Now, the recipe says "Watch carefully to prevent burning," but that instruction is no help at all. What does one do if one suspects burning artichokes? Turn them over? Also, with the artichokes so tightly crammed into the pot, how the heck can we see under them to tell if they're burning?
The noise only got worse when we added the water.
|This picture may look out of focus, but it's actually a correctly-shot photo of the massive steam eruption from when we dumped in the water. If you doubt me, look to the bottom-left and you will see the sharply-focused rim of the pot.|
The recipe had said to "Cook over high flame," but in hindsight I would say that phrase does not mean to literally turn the stove burner as high as it can go like you're boiling a vat of spaghetti. As the steam cleared, the smells emanating into the kitchen (combined with the water's transformation into black sludge) suggested all that was not right in the pot.
At this point we could have thrown out what smelled like burnt artichokes and regret having carelessly wasted a $2 windfall, but we decided to proceed and hope for the best. After all, the only remaining step was to clap a lid on the pot and wait- so even if this was a failure, it required no further effort.
|Looks like a pot of dry ice, doesn't it?|
At this point, the recipe does what we did on our second-ever post we ever wrote. We're cooking the vegetables by putting a tiny little puddle of water iunder the vegetables and letting the steam rise up and cook everything in the tightly covered pot. So I guess that means our steamed vegetables get an Italian seal of approval? Well, probably not but it is nice to see some sort of support in cookbooks for our culinary daftness. Anyway, let's have a look at what we had done to the artichokes by the end of the recipe!
As aforementioned, the introduction lovingly rhapsodizes about the foods and customs of various Italian holidays. In the little section about the New Year's Day, she practically sings about the roast whole pig served with "crackling-brown carciofi arrostiti."Are our artichokes crackling-brown like they apparently should be?
Looks like we failed to follow instructions when they said "watch carefully to prevent burning."

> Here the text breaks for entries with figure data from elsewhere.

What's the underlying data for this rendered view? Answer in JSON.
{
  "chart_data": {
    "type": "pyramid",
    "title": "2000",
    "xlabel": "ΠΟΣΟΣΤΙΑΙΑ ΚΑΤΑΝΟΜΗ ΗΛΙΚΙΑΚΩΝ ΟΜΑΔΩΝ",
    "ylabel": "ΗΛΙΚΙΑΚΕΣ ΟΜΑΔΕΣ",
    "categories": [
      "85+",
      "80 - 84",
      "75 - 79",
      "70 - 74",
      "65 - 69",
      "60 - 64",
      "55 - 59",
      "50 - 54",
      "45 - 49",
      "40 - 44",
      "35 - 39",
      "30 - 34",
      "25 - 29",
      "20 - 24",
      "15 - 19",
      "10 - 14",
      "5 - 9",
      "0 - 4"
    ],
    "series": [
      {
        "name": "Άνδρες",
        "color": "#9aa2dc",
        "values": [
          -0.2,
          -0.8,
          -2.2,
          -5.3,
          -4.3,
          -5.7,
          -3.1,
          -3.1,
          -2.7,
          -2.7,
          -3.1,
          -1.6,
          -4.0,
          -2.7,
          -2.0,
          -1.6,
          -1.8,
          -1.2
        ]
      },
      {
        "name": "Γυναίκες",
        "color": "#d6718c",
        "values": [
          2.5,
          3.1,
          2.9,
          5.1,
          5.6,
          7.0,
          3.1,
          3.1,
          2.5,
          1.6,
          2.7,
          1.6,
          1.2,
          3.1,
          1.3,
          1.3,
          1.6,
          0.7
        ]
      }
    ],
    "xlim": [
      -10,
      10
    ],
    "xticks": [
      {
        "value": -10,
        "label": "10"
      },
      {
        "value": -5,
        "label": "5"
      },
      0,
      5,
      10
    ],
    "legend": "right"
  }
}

|I'm actually a little impressed at the transformation into near-perfect charcoal.|
Well, we at A Book of Cookrye haven't burnt several brunches' worth of toast without learning how to scrape off your charred failures with a steak knife.
I think this is a lot closer to what the artichokes should have looked like if we'd gotten the recipe right. Sort golden, really toasty, and crispy on the bottom. Imagine if the artichoke heart had that golden-crunchy layer on the bottom instead of the pure-black cinder.
Once you prop the artichoke upright, it looks surprisingly normal. You'd never guess that we attempted a daring new technique on it (if you can call a recipe from a 1948 cookbook new).
As for the taste: fricken amazing! Even though we only put a tiny smidgen of herbs in each leaf, the flavor suffused the artichokes thoroughly. Even the heart had a nice rosemary-oregano-garlic flavor that had seeped its way into it. And the way the leaves were toasted (well, the leaves that remained after we threw away the burnt ones) added a really nice flavor.
However, at the beginning of the recipe when you have only artichokes and hot oil in the pot, you start to smell them burning, add the water and turn down the stove immediately. I don't think the recipe should leave your pot looking like this.
In full disclosure, I should note that this recipe left the pot with apparently-permanent stains that defied scouring. But that's probably a natural result of turning your food into charcoal.